Esto no es ningún tipo de estrategia de venganza ni de reconciliación. Solo es una terapia de liberación. De liberar esas palabras que tendrían que haber llegado a ti y de liberar este vapor que aturde mi cabeza. De nada sirvió dosificar la emoción. Es que los escuche a ellos y a ellas. Los que me decían: no muestres todo, no lo entregues todo, guarda siempre algo, no vayas tan rápido, no digas todo lo que piensas, esto es como un juego, hay que pensar en lo que el otro podría llegar a pensar, tienes que administrar tu amor.
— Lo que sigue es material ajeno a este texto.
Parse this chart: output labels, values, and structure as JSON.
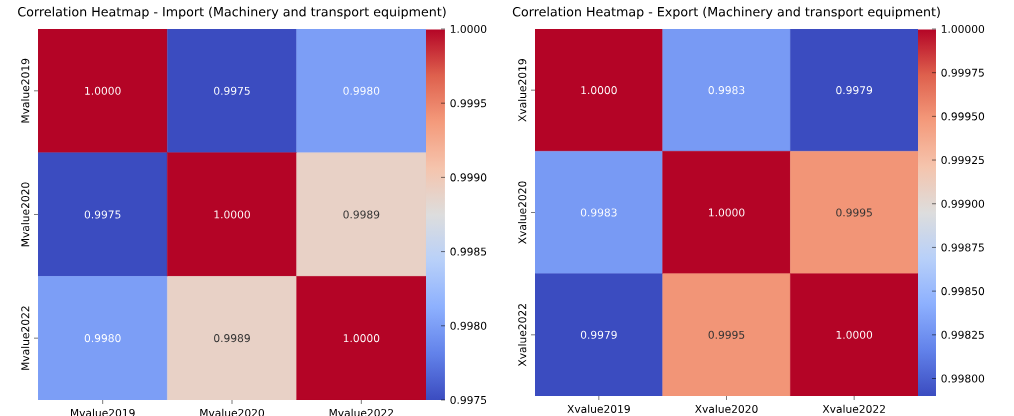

Y me arrepiento de haberles hecho caso. Porque me quede casi padeciendo el síndrome de Diógenes, casi ahogado entre tantas palabras que no te dije y que se acumularon en mi alrededor como kilos de basura, como un montón de tecnología obsoleta que no sirve para nada, como un ejército de palabras rotas dispuestas a volverme loco.